Tapi rakyat tidak bodoh. Dan rakyat semakin terbentuk solidaritasnya, oleh teknologi yang ada. Koin untuk Prita itu bukti. Silahkan lah para Jaksa, para hakim, dan para dokter untuk tetap bersikap komersial. Hanya membela kepentingan orang2 berduit. Silahkan berlaku begitu seterusnya.

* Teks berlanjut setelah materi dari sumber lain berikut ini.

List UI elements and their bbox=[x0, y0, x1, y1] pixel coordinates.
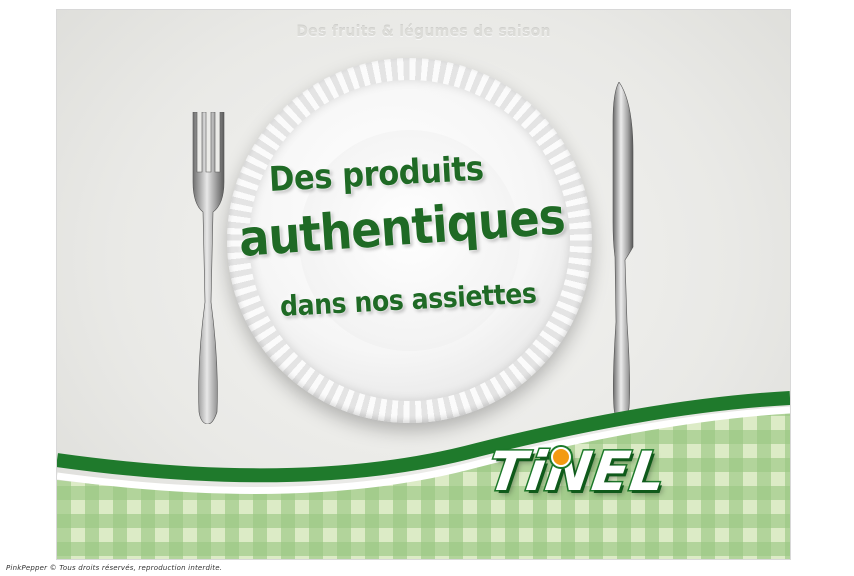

Koin untuk Prita itu sudah merupakan dasar gerakan moral perlawanan masyarakat terhadap ketidak adilan. Sekarang gerakan itu masih dilakukan dengan diam. Dengan penuh gaya. Dengan Indah. Berlakulah selamanya tidak adil, dan tunggu sampai silent objection itu berubah menjadi huru-hara mengerikan...... Mudah2 an tidak akan kejadian. Mudah2an akan ada seorang pentolan hukum di Indonesia, yang mau dengan tulus membersihkan tikus dan kutu busuk yang berada di dalam kejaksaan
dan kehakiman. Tugas berat memang, terasa muskil? Tapi saya masih mau berdoa dan berharap. Apakah anda juga masih berharap?